You can check it out here, and that link will save you an additional $10, too.

How to serve .well-known on Heroku

Saturday, April 22nd, 2017 | Programming

If you want to use Apple Pay on your website, you need to serve a file from inside the .well-known directory. This is a nightmare.

For a start, you can’t create a directory called .well-known on Mac. So you have to find another solution. mod_rewrite to the rescue perhaps?
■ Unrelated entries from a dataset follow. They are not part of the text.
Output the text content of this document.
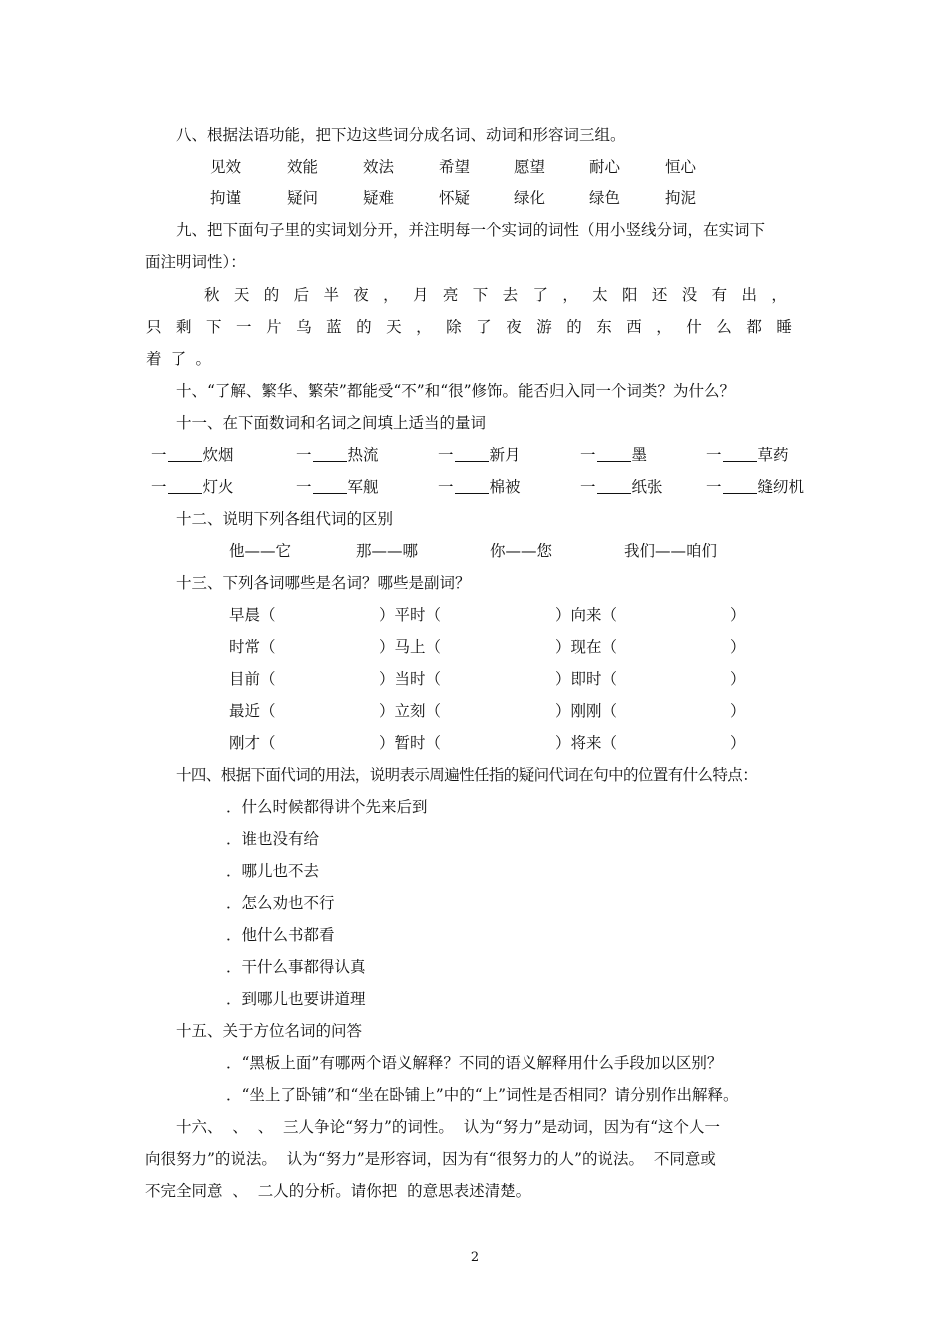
八、根据法语功能，把下边这些词分成名词、动词和形容词三组。
见效	效能	效法	希望	愿望	耐心	恒心
拘谨	疑问	疑难	怀疑	绿化	绿色	拘泥
九、把下面句子里的实词划分开，并注明每一个实词的词性（用小竖线分词，在实词下
面注明词性）：
秋 天 的 后 半 夜 ， 月 亮 下 去 了 ， 太 阳 还 没 有 出 ，
只 剩 下 一 片 乌 蓝 的 天 ， 除 了 夜 游 的 东 西 ， 什 么 都 睡
着 了 。
十、“了解、繁华、繁荣”都能受“不”和“很”修饰。能否归入同一个词类？为什么？
十一、在下面数词和名词之间填上适当的量词
一 炊烟	一 热流	一 新月	一 墨	一 草药
一 灯火	一 军舰	一 棉被	一 纸张	一 缝纫机
十二、说明下列各组代词的区别
他——它	那——哪	你——您	我们——咱们
十三、下列各词哪些是名词？哪些是副词？
早晨（	）平时（	）向来（	）
时常（	）马上（	）现在（	）
目前（	）当时（	）即时（	）
最近（	）立刻（	）刚刚（	）
刚才（	）暂时（	）将来（	）
十四、根据下面代词的用法，说明表示周遍性任指的疑问代词在句中的位置有什么特点：
．什么时候都得讲个先来后到
．谁也没有给
．哪儿也不去
．怎么劝也不行
．他什么书都看
．干什么事都得认真
．到哪儿也要讲道理
十五、关于方位名词的问答
．“黑板上面”有哪两个语义解释？不同的语义解释用什么手段加以区别？
．“坐上了卧铺”和“坐在卧铺上”中的“上”词性是否相同？请分别作出解释。
十六、  、  、  三人争论“努力”的词性。  认为“努力”是动词，因为有“这个人一
向很努力”的说法。  认为“努力”是形容词，因为有“很努力的人”的说法。  不同意或
不完全同意  、  二人的分析。请你把  的意思表述清楚。
2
You may be able to get this working, but I couldn’t. I just got a 403 permission denied on Heroku.

client denied by server configuration: /app/public/.well-known

So I decided to try Alias instead.

This was easy to configure on my localhost. I created a directory without the period and then used Alias to map it.

Alias "/.well-known" "/Users/me/Projects/ProjectName/well-known"

To configure it in Heroku, I created a custom Apache configuration file.

Alias "/.well-known" "${HEROKU_APP_DIR}/well-known"

And then configured my Procfile to load this.

web: vendor/bin/heroku-php-apache2 -C heroku-apache.conf public/

So far, so good. Except this didn’t work either because I had not given the directory permission in the Apache config. So I expanded my custom config file.

<Directory "${HEROKU_APP_DIR}/well-known">
    Options FollowSymLinks
    AllowOverride All
    Require all granted
</Directory>

This got it working. However, it took my homepage offline. It seems that when you include a custom Apache configuration file, it knocks out the standard DirectoryIndex that Heroku has. Or, there is something else really obviously wrong that I am missing. That’s entirely possible, but I haven’t spotted it yet.

And I did manage to fix it by adding in a new DirectoryIndex to my .htaccess file.

DirectoryIndex index.php

Finally, you have Heroku serving the directory correctly.